Não há remédio para a miséria crônica, falimos como civilização. A verba mais importante era a última na fila do pão, enquanto nos bastidores de Brasília bombou o banquete all inclusive de emendas parlamentares e do fundão eleitoral. Diz o ditado: farinha pouca, meu pirão primeiro. Pior que o individualismo capitalista é o incurável egoísmo do estadista, visto que o último perpetua. O cálculo político continua a gerar bons dividendos, enquanto o drama social é apenas mais uma moeda que serve ao discurso na hora da barganha.
Conforme a dialética do senhor e do sufrágio: prioridade é o poder, depois vem o povo, somente para reconhecer o tal poder.
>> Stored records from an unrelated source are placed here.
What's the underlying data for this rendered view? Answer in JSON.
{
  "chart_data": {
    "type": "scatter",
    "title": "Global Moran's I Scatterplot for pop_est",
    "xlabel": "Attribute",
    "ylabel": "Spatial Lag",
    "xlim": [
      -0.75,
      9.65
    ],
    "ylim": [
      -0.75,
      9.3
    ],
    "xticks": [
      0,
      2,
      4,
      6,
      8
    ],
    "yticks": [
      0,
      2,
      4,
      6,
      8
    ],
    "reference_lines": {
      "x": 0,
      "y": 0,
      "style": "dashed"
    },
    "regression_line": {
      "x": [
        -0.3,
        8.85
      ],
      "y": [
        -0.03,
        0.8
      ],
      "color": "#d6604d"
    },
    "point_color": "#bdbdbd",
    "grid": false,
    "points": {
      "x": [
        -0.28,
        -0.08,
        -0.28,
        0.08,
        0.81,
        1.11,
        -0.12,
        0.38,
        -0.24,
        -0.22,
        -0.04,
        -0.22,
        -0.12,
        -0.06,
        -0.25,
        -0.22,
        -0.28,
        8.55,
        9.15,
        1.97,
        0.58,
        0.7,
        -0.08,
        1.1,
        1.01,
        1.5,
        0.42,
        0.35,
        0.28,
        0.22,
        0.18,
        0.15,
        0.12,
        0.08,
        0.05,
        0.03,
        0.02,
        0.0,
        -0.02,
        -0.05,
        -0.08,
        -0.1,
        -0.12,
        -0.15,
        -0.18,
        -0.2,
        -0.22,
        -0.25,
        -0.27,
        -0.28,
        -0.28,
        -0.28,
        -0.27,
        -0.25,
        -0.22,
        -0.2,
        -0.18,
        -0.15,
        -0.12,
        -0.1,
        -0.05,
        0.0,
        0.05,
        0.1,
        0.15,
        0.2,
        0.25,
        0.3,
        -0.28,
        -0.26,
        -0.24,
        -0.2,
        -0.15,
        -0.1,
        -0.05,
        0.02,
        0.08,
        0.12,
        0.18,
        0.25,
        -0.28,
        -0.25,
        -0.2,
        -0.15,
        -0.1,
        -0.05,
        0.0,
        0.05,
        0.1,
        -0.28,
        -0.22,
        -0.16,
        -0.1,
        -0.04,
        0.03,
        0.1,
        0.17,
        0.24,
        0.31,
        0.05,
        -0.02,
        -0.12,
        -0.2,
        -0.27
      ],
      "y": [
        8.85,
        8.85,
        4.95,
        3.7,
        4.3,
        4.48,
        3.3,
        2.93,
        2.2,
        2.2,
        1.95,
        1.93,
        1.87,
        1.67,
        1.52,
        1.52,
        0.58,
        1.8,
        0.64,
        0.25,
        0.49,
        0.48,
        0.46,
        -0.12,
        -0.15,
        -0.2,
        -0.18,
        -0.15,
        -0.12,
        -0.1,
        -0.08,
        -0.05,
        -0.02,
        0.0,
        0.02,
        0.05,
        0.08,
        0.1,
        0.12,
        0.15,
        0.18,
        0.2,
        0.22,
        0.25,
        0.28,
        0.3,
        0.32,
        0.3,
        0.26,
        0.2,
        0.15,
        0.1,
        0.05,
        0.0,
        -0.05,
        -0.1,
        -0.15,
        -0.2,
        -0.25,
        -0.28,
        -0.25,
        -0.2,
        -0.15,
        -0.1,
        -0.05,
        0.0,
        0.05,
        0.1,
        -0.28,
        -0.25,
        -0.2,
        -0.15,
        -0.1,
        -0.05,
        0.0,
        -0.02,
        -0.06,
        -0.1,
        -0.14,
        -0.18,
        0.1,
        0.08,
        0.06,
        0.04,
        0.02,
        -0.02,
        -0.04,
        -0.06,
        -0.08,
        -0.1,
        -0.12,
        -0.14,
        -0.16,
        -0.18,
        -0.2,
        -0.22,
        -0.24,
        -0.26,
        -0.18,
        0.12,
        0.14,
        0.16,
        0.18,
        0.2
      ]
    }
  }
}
Estava escrito nas estrelas que no último ano do mandato presidencial um polpudo bolsa família seria a política-socio-eleitoral priorizada. Isso porque o Bolsa Família, independente do nome que o recrie, é necessário, eficiente, minimamente humano e (porque não) dá votos.
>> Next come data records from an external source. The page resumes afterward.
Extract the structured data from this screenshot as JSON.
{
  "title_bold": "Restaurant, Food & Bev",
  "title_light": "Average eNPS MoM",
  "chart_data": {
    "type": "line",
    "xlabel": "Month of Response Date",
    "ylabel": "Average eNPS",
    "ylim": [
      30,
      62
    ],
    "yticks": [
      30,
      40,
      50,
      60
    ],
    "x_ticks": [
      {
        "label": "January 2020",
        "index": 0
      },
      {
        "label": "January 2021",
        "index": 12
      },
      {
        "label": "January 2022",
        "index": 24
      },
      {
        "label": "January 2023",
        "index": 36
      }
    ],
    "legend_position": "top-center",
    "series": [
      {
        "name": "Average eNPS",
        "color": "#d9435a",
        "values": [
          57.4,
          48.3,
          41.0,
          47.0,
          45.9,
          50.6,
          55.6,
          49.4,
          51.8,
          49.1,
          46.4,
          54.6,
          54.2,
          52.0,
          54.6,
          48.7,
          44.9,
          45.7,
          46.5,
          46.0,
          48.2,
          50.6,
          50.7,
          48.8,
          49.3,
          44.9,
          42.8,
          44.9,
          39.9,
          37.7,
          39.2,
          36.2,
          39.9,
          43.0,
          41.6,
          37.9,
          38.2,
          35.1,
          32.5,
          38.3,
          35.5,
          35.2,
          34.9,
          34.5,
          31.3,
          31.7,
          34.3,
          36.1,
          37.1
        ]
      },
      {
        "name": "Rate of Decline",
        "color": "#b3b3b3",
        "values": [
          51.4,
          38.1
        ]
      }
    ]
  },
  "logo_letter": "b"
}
Claro que ele precisa ser aperfeiçoado, principalmente no que se diz respeito a porta de saída, mas é bom ver que o conceito de renda mínima superou o embate ideológico, e que a briga hoje é pela paternidade do programa.
Por outro lado, é bom ver também jornalistas (mais à esquerda) defendendo o teto de gastos contra o populismo fiscal. Alguém lembra na época de Temer como esse debate foi travado? Tirar dinheiro da saúde, da educação e tal? Dinheiro tem, o que falta é prioridade. Além do mais, é preciso preservar o valor do dinheiro.
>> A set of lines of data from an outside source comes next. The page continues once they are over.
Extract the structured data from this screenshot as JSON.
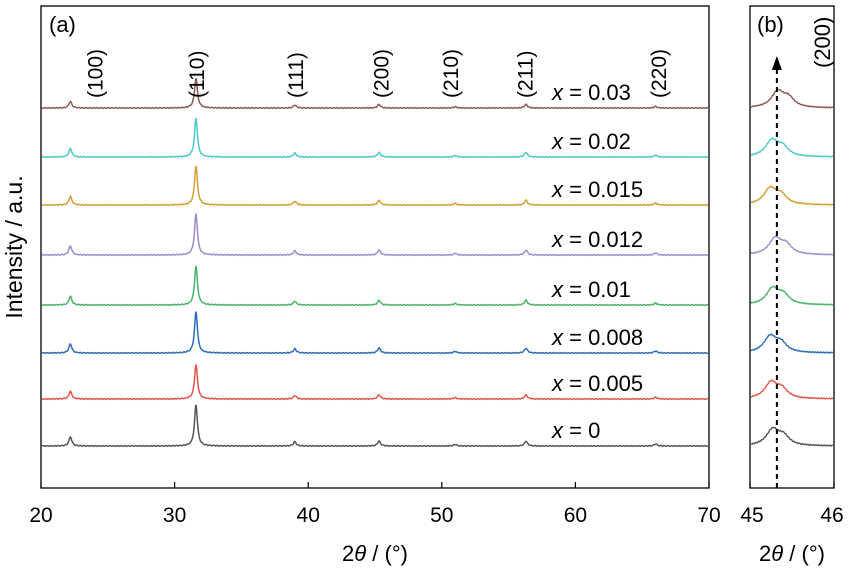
{
  "chart_data": [
    {
      "panel_label": "(a)",
      "type": "line",
      "xlabel_prefix": "2",
      "xlabel_var": "θ",
      "xlabel_unit": " / (°)",
      "ylabel": "Intensity / a.u.",
      "xlim": [
        20,
        70
      ],
      "xticks": [
        20,
        30,
        40,
        50,
        60,
        70
      ],
      "peaks": [
        {
          "hkl": "(100)",
          "position": 22.2,
          "label_x": 24.0
        },
        {
          "hkl": "(110)",
          "position": 31.6,
          "label_x": 31.6
        },
        {
          "hkl": "(111)",
          "position": 39.0,
          "label_x": 39.0
        },
        {
          "hkl": "(200)",
          "position": 45.3,
          "label_x": 45.4
        },
        {
          "hkl": "(210)",
          "position": 51.0,
          "label_x": 50.6
        },
        {
          "hkl": "(211)",
          "position": 56.3,
          "label_x": 56.2
        },
        {
          "hkl": "(220)",
          "position": 66.0,
          "label_x": 66.2
        }
      ],
      "peak_heights": [
        0.22,
        1.0,
        0.1,
        0.12,
        0.04,
        0.12,
        0.05
      ],
      "series": [
        {
          "name": "x = 0",
          "var": "x",
          "value_text": " = 0",
          "color": "#555555",
          "peak_scale": 0.9
        },
        {
          "name": "x = 0.005",
          "var": "x",
          "value_text": " = 0.005",
          "color": "#e2574a",
          "peak_scale": 0.75
        },
        {
          "name": "x = 0.008",
          "var": "x",
          "value_text": " = 0.008",
          "color": "#2f6db5",
          "peak_scale": 0.9
        },
        {
          "name": "x = 0.01",
          "var": "x",
          "value_text": " = 0.01",
          "color": "#4cb36b",
          "peak_scale": 0.85
        },
        {
          "name": "x = 0.012",
          "var": "x",
          "value_text": " = 0.012",
          "color": "#9d8ec9",
          "peak_scale": 0.9
        },
        {
          "name": "x = 0.015",
          "var": "x",
          "value_text": " = 0.015",
          "color": "#d4a035",
          "peak_scale": 0.85
        },
        {
          "name": "x = 0.02",
          "var": "x",
          "value_text": " = 0.02",
          "color": "#4ec9c7",
          "peak_scale": 0.85
        },
        {
          "name": "x = 0.03",
          "var": "x",
          "value_text": " = 0.03",
          "color": "#8b5a57",
          "peak_scale": 0.65
        }
      ]
    },
    {
      "panel_label": "(b)",
      "type": "line",
      "xlabel_prefix": "2",
      "xlabel_var": "θ",
      "xlabel_unit": " / (°)",
      "xlim": [
        45,
        46
      ],
      "xticks": [
        45,
        46
      ],
      "annotation": "(200)",
      "reference_line_x": 45.32,
      "arrow_direction": "up",
      "series": [
        {
          "name": "x = 0",
          "peak_center": 45.27,
          "color": "#555555"
        },
        {
          "name": "x = 0.005",
          "peak_center": 45.25,
          "color": "#e2574a"
        },
        {
          "name": "x = 0.008",
          "peak_center": 45.24,
          "color": "#2f6db5"
        },
        {
          "name": "x = 0.01",
          "peak_center": 45.27,
          "color": "#4cb36b"
        },
        {
          "name": "x = 0.012",
          "peak_center": 45.3,
          "color": "#9d8ec9"
        },
        {
          "name": "x = 0.015",
          "peak_center": 45.24,
          "color": "#d4a035"
        },
        {
          "name": "x = 0.02",
          "peak_center": 45.26,
          "color": "#4ec9c7"
        },
        {
          "name": "x = 0.03",
          "peak_center": 45.33,
          "color": "#8b5a57"
        }
      ]
    }
  ]
}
Com as ruas virando abrigos, barracas nas praças e papelões nas calçadas, a miséria é comum a todos. Impossível desviar dela. Impossível esquecer dela. Ela a todo instante nos aborda e cobra algumas poucas moedas. Cobra humanidade. E nos perguntamos, ao abrir a carteira em meio ao risco de assalto, ao procurar aquela nota de dois reais que já não compra nada, se a esmola somente alimentará mais a miséria? Mas logo se percebe que a miséria se tornou tão grande que isso não seria nem mais uma questão, e que por mais generoso que venha o gesto, aquilo é uma gota d’água no oceano, e aquele indivíduo a sua frente, aquela fome particular, é a realidade de milhões, numa escala que por si só desumaniza.
O drama do orçamento é que se o posto Ipiranga fosse uma farmácia, Paulo Guedes ia estar na frente pedindo pacotes de fraldas para revender.